For more detailed information about the CSV Import Tool, check our Reference guide.
How to use the CSV Import Tool?
- Docker 🐳
- Linux
If you installed Memgraph through Docker Hub, the name of the Docker image
memgraph
should be replaced with memgraph/memgraph-platform
if you didn't
change the image tag.
If you installed Memgraph using Docker, you will need to run the importer using the following command:
docker run -v mg_lib:/var/lib/memgraph -v mg_import:/import-data --entrypoint=mg_import_csv memgraph
This is an incomplete command as it's missing the files that need to be
imported. It will result with a The --nodes flag is required!
error.
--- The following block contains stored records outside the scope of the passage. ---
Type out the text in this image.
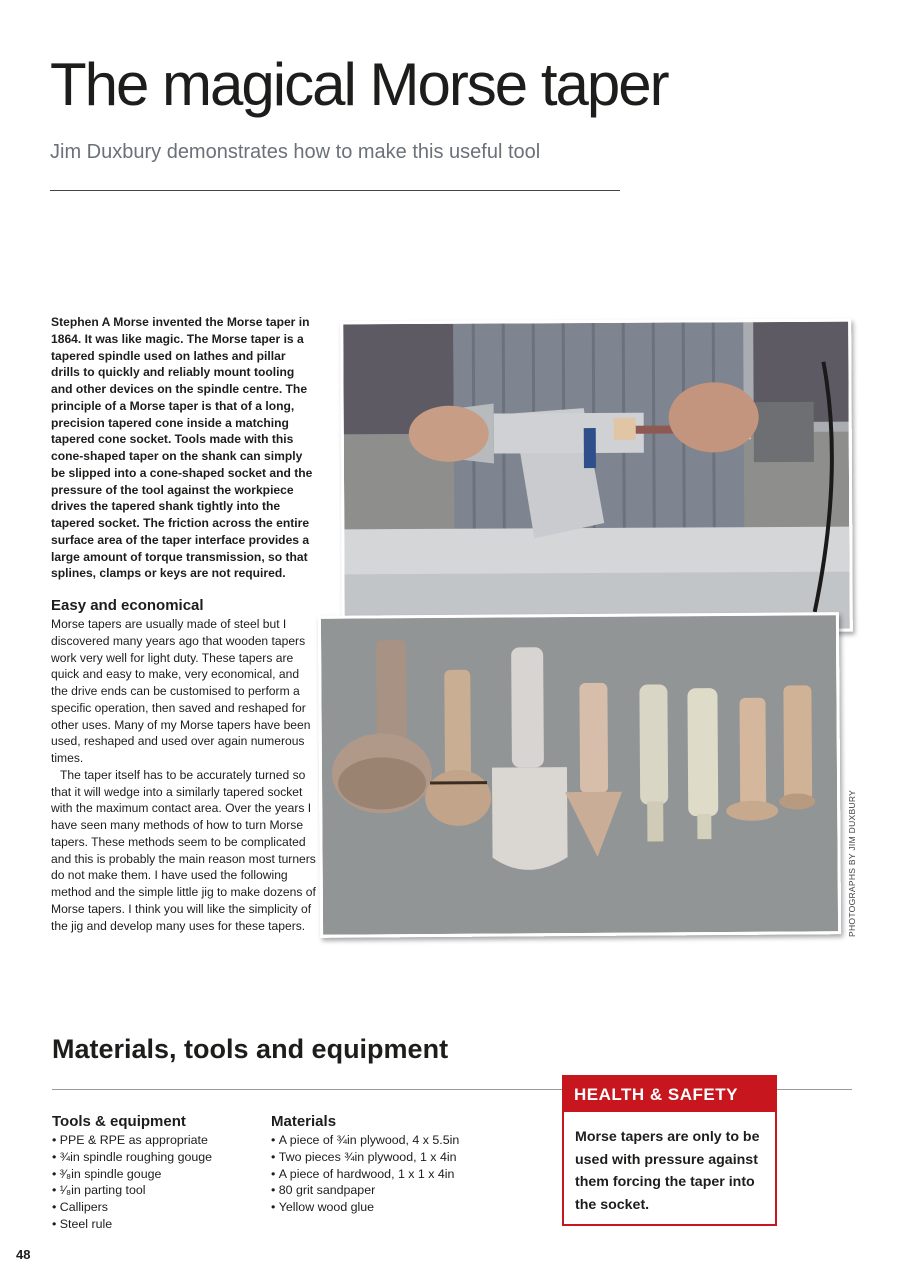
The magical Morse taper

Jim Duxbury demonstrates how to make this useful tool

Stephen A Morse invented the Morse taper in 1864. It was like magic. The Morse taper is a tapered spindle used on lathes and pillar drills to quickly and reliably mount tooling and other devices on the spindle centre. The principle of a Morse taper is that of a long, precision tapered cone inside a matching tapered cone socket. Tools made with this cone-shaped taper on the shank can simply be slipped into a cone-shaped socket and the pressure of the tool against the workpiece drives the tapered shank tightly into the tapered socket. The friction across the entire surface area of the taper interface provides a large amount of torque transmission, so that splines, clamps or keys are not required.

Easy and economical

Morse tapers are usually made of steel but I discovered many years ago that wooden tapers work very well for light duty. These tapers are quick and easy to make, very economical, and the drive ends can be customised to perform a specific operation, then saved and reshaped for other uses. Many of my Morse tapers have been used, reshaped and used over again numerous times.

The taper itself has to be accurately turned so that it will wedge into a similarly tapered socket with the maximum contact area. Over the years I have seen many methods of how to turn Morse tapers. These methods seem to be complicated and this is probably the main reason most turners do not make them. I have used the following method and the simple little jig to make dozens of Morse tapers. I think you will like the simplicity of the jig and develop many uses for these tapers.	PHOTOGRAPHS BY JIM DUXBURY
Materials, tools and equipment
Tools & equipment
• PPE & RPE as appropriate
• ¾in spindle roughing gouge
• ³⁄₈in spindle gouge
• ¹⁄₈in parting tool
• Callipers
• Steel rule
Materials
• A piece of ¾in plywood, 4 x 5.5in
• Two pieces ¾in plywood, 1 x 4in
• A piece of hardwood, 1 x 1 x 4in
• 80 grit sandpaper
• Yellow wood glue
HEALTH & SAFETY
Morse tapers are only to be used with pressure against them forcing the taper into the socket.
48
You can
find a complete example below.
For information on other options, run:
docker run --entrypoint=mg_import_csv memgraph --help
The import tool is run from the console, using the mg_import_csv
command.
The tool should be run as user memgraph
, using the following command:
sudo -u memgraph mg_import_csv
For information on other options, run:
sudo -u memgraph mg_import_csv --help
Below, you can find two examples of how to use the CSV Import Tool depending on the complexity of your data:
It is also important to note that importing CSV data using the
mg_import_csv
command should be a one-time operation before running Memgraph.
In other words, this tool should not be used to import data into an already
running Memgraph instance.
Examples
One type of nodes and relationships
Let's import a simple dataset.
- 1. people_nodes.csv
- 2. people_relationships.csv
Store the following in people_nodes.csv
:
id:ID(PERSON_ID),name:string,:LABEL
100,Daniel,Person
101,Alex,Person
102,Sarah,Person
103,Mia,Person
104,Lucy,Person
Let's add relationships between people in people_relationships.csv
:
:START_ID(PERSON_ID),:END_ID(PERSON_ID),:TYPE
100,102,IS_FRIENDS_WITH
103,101,IS_FRIENDS_WITH
102,103,IS_FRIENDS_WITH
101,104,IS_FRIENDS_WITH
104,100,IS_FRIENDS_WITH
101,102,IS_FRIENDS_WITH
100,103,IS_FRIENDS_WITH
Now, you can import the dataset using the CSV Import Tool.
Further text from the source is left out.